L’échec du Modèle Québécois

Philippe David.

Il y a belle lurette que les choses vont mal au Québec et je me demande souvent si un jour nous verrons la lumière au bout du tunnel sans qu’il n’y ait littéralement un coup d’état. Car il m’arrive parfois de me demander si un soulèvement populaire est la seule façon de briser le statut quo. Le 11 avril dernier, 50 000 québécois de la classe moyenne ont déambulé sur la Grande Allée à Québec, brandissant des balais, enjoignant le gouvernement de nettoyer sa propre cour avant de venir une fois de plus piger dans nos poches. J’étais de ce nombre et j’ai même symboliquement laissé ma chemise aux portes de l’Assemblée Nationale. C’était bien la première fois que je manifestais pour quoique ce soit. Comme les autres personnes qui étaient présentes, j’ai manifesté parce que j’en ai marre. Marre de voir notre argent lancé aux quatre vents. Marre de ne recevoir aucun service équivalent. Bref, j’en ai marre du sacro-saint modèle québécois et au milieu de cette foule qui s’étendait littéralement à perte de vue à l’avant et l’arrière de moi, j’ai eu l’impression de ne pas être le seul. Sans doute je serai porté au bûcher pour oser maintenant critiquer notre religion nationale social-démocrate. Brûlons vif le méchant droitiste néolibéral! N’est-ce pas toujours le sort réservé aux hérétiques?


La Pensée Magique

Le Québec est le royaume de la pensée magique. Nous sommes complètement déconnectés de la réalité. Nous nous sommes concocté un modèle qui ne peut absolument pas tenir debout dans la réalité. Nous nous imaginons riches alors que nous sommes parmi les plus pauvres en Amérique du Nord. Nous agissons comme si la richesse n’était que quelque chose qui faut juste aller chercher, dans la poche des riches ou dans les caisses des compagnies privées, mais pas quelque chose que nous devons créer et pour laquelle nous devons travailler. Comme si l’argent poussait sur les arbres. Et lorsque le pillage des contribuables québécois ne suffit plus, nous pillons le reste des contribuables canadiens et nous empruntons, condamnant nos enfants à payer pour nos excès. En aucun temps nous nous sommes arrêtés à songer au conséquences à long-terme. Et le pire, c’est qu’on ne peut pas remettre tout ça en question sans se faire traiter de sans-cœur néolibéral comme si la gauche au lunettes roses avait le monopole de la vertu.
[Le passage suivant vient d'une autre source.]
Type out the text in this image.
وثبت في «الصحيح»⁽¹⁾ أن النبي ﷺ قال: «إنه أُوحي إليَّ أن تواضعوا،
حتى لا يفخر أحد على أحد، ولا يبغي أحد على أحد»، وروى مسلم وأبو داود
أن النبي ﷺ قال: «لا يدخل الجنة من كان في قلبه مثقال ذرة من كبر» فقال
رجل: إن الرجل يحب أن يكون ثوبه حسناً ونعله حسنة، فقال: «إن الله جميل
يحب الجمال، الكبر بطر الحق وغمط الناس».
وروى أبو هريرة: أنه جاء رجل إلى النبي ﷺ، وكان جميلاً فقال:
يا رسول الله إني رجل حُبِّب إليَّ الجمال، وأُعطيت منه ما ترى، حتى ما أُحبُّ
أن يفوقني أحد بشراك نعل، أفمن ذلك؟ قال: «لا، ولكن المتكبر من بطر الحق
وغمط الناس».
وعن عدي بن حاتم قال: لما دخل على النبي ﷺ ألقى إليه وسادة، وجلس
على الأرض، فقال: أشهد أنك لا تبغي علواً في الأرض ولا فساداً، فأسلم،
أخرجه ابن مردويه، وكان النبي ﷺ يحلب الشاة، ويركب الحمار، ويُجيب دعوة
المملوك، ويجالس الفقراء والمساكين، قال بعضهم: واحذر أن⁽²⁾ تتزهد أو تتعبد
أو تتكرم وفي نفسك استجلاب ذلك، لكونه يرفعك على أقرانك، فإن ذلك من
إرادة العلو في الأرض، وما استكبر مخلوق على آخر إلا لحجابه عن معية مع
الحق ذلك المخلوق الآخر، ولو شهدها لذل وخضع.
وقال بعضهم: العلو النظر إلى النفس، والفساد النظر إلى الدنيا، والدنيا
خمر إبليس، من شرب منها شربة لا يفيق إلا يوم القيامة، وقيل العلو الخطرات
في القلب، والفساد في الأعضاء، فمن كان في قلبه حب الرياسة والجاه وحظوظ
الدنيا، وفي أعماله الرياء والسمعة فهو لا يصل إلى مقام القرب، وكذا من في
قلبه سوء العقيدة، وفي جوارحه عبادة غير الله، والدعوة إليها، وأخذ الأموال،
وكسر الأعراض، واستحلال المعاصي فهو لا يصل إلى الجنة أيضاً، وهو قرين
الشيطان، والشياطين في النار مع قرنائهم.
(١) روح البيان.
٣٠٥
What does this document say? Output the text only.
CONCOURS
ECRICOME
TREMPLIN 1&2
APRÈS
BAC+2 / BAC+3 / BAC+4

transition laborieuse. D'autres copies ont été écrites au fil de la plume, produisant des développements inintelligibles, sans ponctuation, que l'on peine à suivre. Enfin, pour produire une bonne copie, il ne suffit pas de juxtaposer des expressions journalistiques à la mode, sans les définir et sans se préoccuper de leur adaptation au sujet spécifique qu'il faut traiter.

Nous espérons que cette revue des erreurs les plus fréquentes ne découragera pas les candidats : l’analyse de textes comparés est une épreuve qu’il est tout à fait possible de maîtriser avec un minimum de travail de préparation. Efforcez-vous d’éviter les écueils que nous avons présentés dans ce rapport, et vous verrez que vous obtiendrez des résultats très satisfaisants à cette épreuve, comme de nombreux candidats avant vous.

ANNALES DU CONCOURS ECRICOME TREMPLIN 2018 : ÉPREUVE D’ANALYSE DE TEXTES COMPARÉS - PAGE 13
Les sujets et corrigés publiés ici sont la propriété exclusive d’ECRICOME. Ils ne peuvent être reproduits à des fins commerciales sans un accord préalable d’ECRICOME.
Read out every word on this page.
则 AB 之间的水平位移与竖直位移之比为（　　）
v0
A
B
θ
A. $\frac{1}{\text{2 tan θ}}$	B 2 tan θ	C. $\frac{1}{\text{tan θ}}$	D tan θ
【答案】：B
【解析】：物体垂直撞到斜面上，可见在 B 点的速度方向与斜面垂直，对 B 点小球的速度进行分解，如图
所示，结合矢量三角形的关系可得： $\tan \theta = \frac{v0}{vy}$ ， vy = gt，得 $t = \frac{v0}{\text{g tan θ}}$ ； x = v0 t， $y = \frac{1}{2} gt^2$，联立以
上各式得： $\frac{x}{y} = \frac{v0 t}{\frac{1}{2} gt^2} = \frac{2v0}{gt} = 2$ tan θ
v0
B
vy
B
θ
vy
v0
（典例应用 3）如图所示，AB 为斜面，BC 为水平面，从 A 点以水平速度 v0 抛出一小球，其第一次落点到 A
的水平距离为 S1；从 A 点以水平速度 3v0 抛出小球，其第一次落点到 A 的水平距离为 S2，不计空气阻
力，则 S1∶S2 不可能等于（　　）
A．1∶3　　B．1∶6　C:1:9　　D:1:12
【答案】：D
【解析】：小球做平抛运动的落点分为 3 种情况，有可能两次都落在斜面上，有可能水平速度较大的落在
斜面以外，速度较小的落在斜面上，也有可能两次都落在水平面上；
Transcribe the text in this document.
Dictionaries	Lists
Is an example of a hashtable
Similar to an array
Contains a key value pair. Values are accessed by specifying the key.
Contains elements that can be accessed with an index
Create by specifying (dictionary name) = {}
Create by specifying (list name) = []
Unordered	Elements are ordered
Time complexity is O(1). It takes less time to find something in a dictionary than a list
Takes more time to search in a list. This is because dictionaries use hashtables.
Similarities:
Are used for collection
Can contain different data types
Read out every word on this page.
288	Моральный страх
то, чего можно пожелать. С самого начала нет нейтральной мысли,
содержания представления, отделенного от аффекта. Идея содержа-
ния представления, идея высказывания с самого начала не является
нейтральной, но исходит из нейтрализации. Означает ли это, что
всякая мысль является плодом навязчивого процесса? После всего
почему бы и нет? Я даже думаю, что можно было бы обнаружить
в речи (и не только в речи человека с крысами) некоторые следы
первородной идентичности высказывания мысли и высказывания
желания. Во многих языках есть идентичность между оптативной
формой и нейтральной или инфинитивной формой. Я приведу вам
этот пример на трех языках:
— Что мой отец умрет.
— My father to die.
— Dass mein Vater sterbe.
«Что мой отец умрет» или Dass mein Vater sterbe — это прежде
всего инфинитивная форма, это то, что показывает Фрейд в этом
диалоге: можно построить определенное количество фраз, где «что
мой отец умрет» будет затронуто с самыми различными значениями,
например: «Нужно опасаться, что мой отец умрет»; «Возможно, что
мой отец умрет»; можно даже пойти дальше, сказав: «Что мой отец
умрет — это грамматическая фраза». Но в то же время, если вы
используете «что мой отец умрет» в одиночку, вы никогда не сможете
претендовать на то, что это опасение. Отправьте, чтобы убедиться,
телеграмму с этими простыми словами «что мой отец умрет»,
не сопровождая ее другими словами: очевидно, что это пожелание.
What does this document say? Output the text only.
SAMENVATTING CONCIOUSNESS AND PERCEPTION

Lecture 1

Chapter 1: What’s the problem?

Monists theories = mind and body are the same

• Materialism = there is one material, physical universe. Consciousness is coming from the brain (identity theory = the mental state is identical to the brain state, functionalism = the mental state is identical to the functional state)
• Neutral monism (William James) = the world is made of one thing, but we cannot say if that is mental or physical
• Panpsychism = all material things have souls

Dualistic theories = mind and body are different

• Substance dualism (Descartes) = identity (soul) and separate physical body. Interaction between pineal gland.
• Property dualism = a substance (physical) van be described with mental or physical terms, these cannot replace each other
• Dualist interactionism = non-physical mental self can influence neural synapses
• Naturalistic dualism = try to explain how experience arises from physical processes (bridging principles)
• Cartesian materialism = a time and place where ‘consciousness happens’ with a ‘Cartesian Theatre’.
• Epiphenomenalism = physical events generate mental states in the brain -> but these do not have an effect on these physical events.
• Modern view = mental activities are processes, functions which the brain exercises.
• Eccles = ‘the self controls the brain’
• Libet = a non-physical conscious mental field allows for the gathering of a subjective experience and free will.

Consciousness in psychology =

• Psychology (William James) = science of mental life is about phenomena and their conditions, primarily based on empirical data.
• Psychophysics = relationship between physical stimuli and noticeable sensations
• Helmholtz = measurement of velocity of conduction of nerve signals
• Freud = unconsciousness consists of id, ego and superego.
Le Mythe de la Solidarité Sociale Québécoise

Nous les québécois nous targuons d’être des modèles de solidarité sociale. Nous regardons les anglos du ROC et les méchants américains du haut de notre rectitude sociale. Nous sommes prêts à tout pour le bien commun et redistribuer la richesse, même si nous devons saigner toute notre classe moyenne. Nous nous sommes égalitaires, oui monsieur! Vraiment? Oui, c’est vrai, nous avons un filet social plus riche que partout en Amérique du Nord, mais à qui profite-t-il vraiment? Nous nous entêtons à rendre tous nos services publics gratuits ou quasi-gratuits, mais est-ce les plus pauvres ou les plus nantis qui en profitent le plus? Prenons par exemple le gel des droits de scolarités et des tarifs d’électricité. La moitié des étudiants universitaires viennent de familles mieux nanties, et ces étudiants, une fois diplômés, gagnerons des salaires bien au dessus de la moyenne. Pourquoi devraient-ils être subventionnés par d’autres qui n’ont probablement pas leur niveau de scolarité et qui gagnent des salaires moindres que ceux que ces étudiants gagnerons plus tard. C’est un non-sens. Pendant ce temps, les universités sont sous-financées et la qualité souffre. Ne serait-il pas plus sage de laisser les droits de scolarité augmenter et d’aider ceux qui en ont vraiment besoin par un système de prêts et bourses plus généreux? Même chose pour les tarifs d’électricité qui profitent en réalité aux propriétaires de grandes maisons. Ne serait-il pas mieux de laisser ces taux augmenter, quitte à rembourser une partie de ces frais à ceux qui sont en deçà d’un certain seuil de revenu? C’est quoi la solidarité sociale au juste? De tout donner à tout le monde, qu’ils en aient besoin ou pas? Ou de tout simplement de s’occuper de ceux qui en ont vraiment besoin? « Arrière Satan! » s’exclament sûrement les prêtres de la social-démocratie. « Quel blasphème! » Mais voilà, très souvent nos beaux programmes redistribuent la richesse de bas en haut, plutôt que de haut en bas. Et que fait la gauche? Elle en vante les mérites! Quelle ironie!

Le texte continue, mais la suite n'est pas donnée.